Comments (9)
Hi @jemieeffendy ,
I assume you mean the transcript mapping database (i.e., what's used for the Position Converter) and you know about the documentation.
The database on mutalyzer.nl has been building up over many years, originally being synced from the UCSC Genome Browser database for hg18 and hg19, and more recently imported from NCBI mapview files.
Just importing the NCBI mapview files as described in the documentation will unfortunately not get you the exact same contents, since older transcripts (and transcript versions) are not in the most recent mapview files.

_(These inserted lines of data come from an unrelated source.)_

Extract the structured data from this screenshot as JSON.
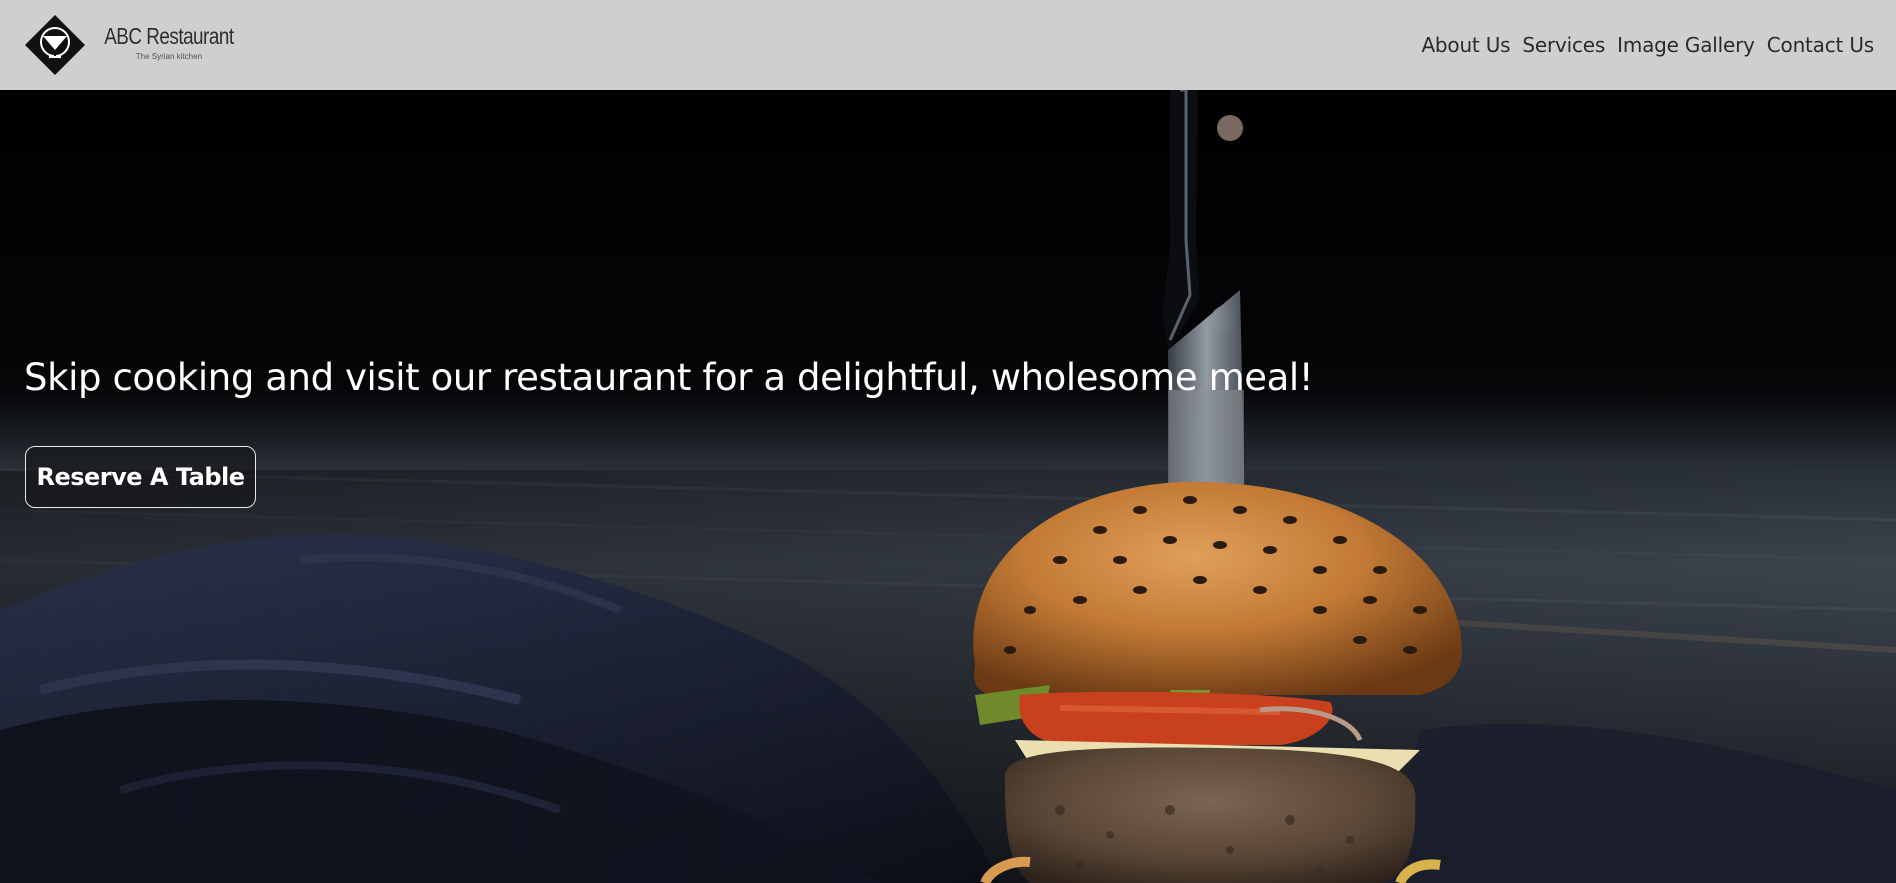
{
  "brand": {
    "name": "ABC Restaurant",
    "tagline": "The Syrian kitchen",
    "logo_icon": "cocktail-glass-diamond-icon"
  },
  "nav": {
    "items": [
      {
        "label": "About Us"
      },
      {
        "label": "Services"
      },
      {
        "label": "Image Gallery"
      },
      {
        "label": "Contact Us"
      }
    ]
  },
  "hero": {
    "headline": "Skip cooking and visit our restaurant for a delightful, wholesome meal!",
    "cta_label": "Reserve A Table",
    "image_subject": "burger-with-knife-photo"
  },
  "colors": {
    "navbar_bg": "#cfcfcf",
    "nav_text": "#2b2b2b",
    "hero_text": "#ffffff"
  }
}
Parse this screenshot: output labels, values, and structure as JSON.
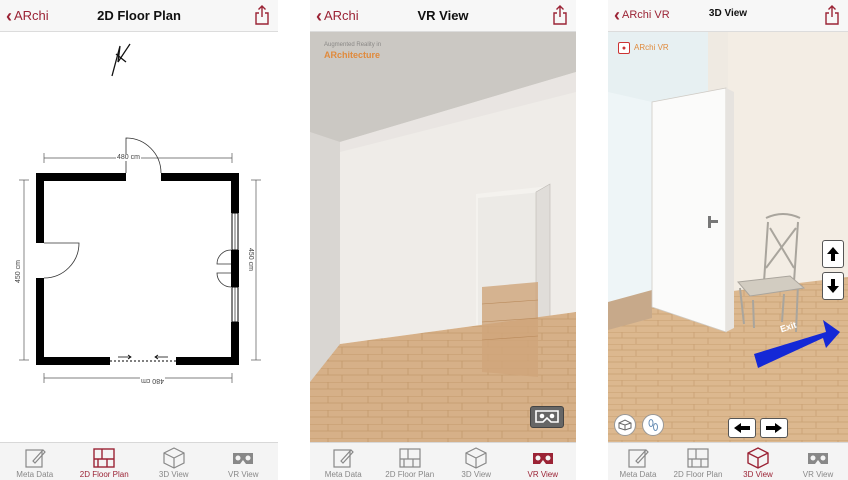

You can still import on a per-transcript basis from the UCSC database (which often contains transcripts that are not (yet) in the mapview data).
If these are not enough for you we could make a dump of the mutalyzer.nl database. Please let me know.
from mutalyzer2.
Hi,
Yep, that is exactly right. I tried to download the sources from ncbi, but when i did my integration test, the tests are failed in some cases. Would you mind to provide me the same dump database that you have used?
with syncing the cache, i have read the docs properly. I tried to use it but it did not explain enough what i have to do after downloading the cache file. Do you think synching cache will help me on synching the database? Thanks for your response. I really appreciate this
Regards,
Jemie EffendySent from Yahoo Mail on Android
On Wed, Dec 16, 2015 at 23:29, Martijn [email protected] wrote:
Hi @jemieeffendy ,
I assume you mean the transcript mapping database (i.e., what's used for the Position Converter) and you know about the documentation: https://mutalyzer.readthedocs.org/en/latest/admin.html#managing-genome-assemblies
The database on mutalyzer.nl has been building up over many years, originally being synced from the UCSC Genome Browser database for hg18 and hg19, and more recently imported from NCBI mapview files.
Just importing the NCBI mapview files as described in the documentation will unfortunately not get you the exact same contents, since older transcripts (and transcript versions) are not in the most recent mapview files.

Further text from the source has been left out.